Guillermo Kuitca is one of Latin America's leading contemporary artists. He is born in Buenos Aires, Argentina, where he also lives and works. In the work of Guillermo Kuitca, realms like architecture, theatre, music and geography play a central part. A more and more reduced amount of motifs generated from maps, town plans, house plans, theatre seating plans, genealogical family trees and as an exception – the bed – are mostly talking about humans, which are since 1987 absent in his pictures. The exchange of humans and places might create a new kind of map, as he said in 2005: I use genealogical trees thinking that when I replace places for names of people a new type of map will appear.

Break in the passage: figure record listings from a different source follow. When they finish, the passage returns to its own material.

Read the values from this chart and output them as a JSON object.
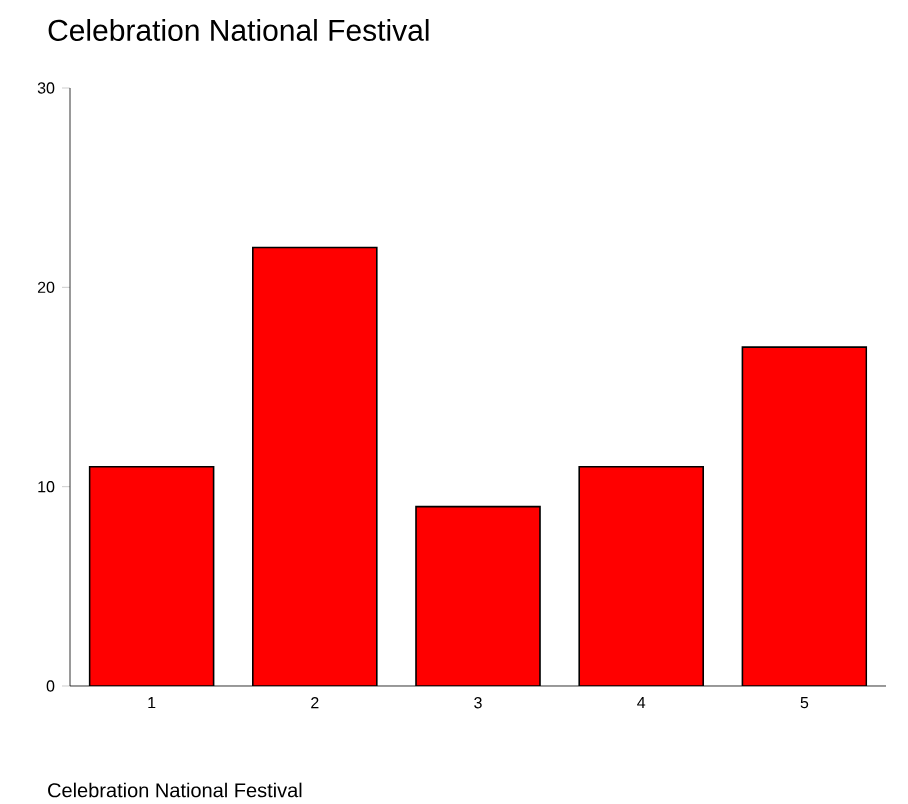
{
  "chart_data": {
    "type": "bar",
    "title": "Celebration National Festival",
    "xlabel": "Celebration National Festival",
    "categories": [
      "1",
      "2",
      "3",
      "4",
      "5"
    ],
    "values": [
      11,
      22,
      9,
      11,
      17
    ],
    "color": "#ff0000",
    "ylim": [
      0,
      30
    ],
    "yticks": [
      0,
      10,
      20,
      30
    ]
  }
}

(Guillermo Kuitca: Sperone Westwater catalogue, No. 27. 2005). A house plan might become human itself, as in "House Plan with Broken Heart" (1990) or in "House with AIDS" (1987). Theatre seating plans start to move or even to burst and maps become plans of links between humans. Where is the human in the practical and objective dimension of a plan? Where is the human in an empty bed? The stories of the absent part in Kuitca's work become the most dominant and underline each picture with a strong human and at the same time uncanny feeling.
Bruno Bosteels is an Associate Professor of Spanish Literature at the Cornell University in Ithaca, New York. He received a PhD in Romance Languages and Literatures from the University of Pennsylvania in 1995 and a BA in Romance Philology from the Katholieke Universiteit Leuven, near Brussels, in Belgium in 1989. Before working at Cornell, he held positions as an assistant professor at Harvard University and at Columbia University. Bruno Bosteels is currently preparing two book manuscripts: one on Jose Luis Borges: "After Borges: Literature and Antiphilosophy" and one on the French philosopher Alain Badiou: "Badiou and Politics". Bruno Bosteels is the author of dozens of articles on modern Latin American literature and culture, contemporary European philosophy and political theory. He is a long time student of the works of Alain Badiou, which involves – as examples – basing the discourse on Hegelian terms, and to discuss antiphilosophy, materialistic dialectics and critical theory.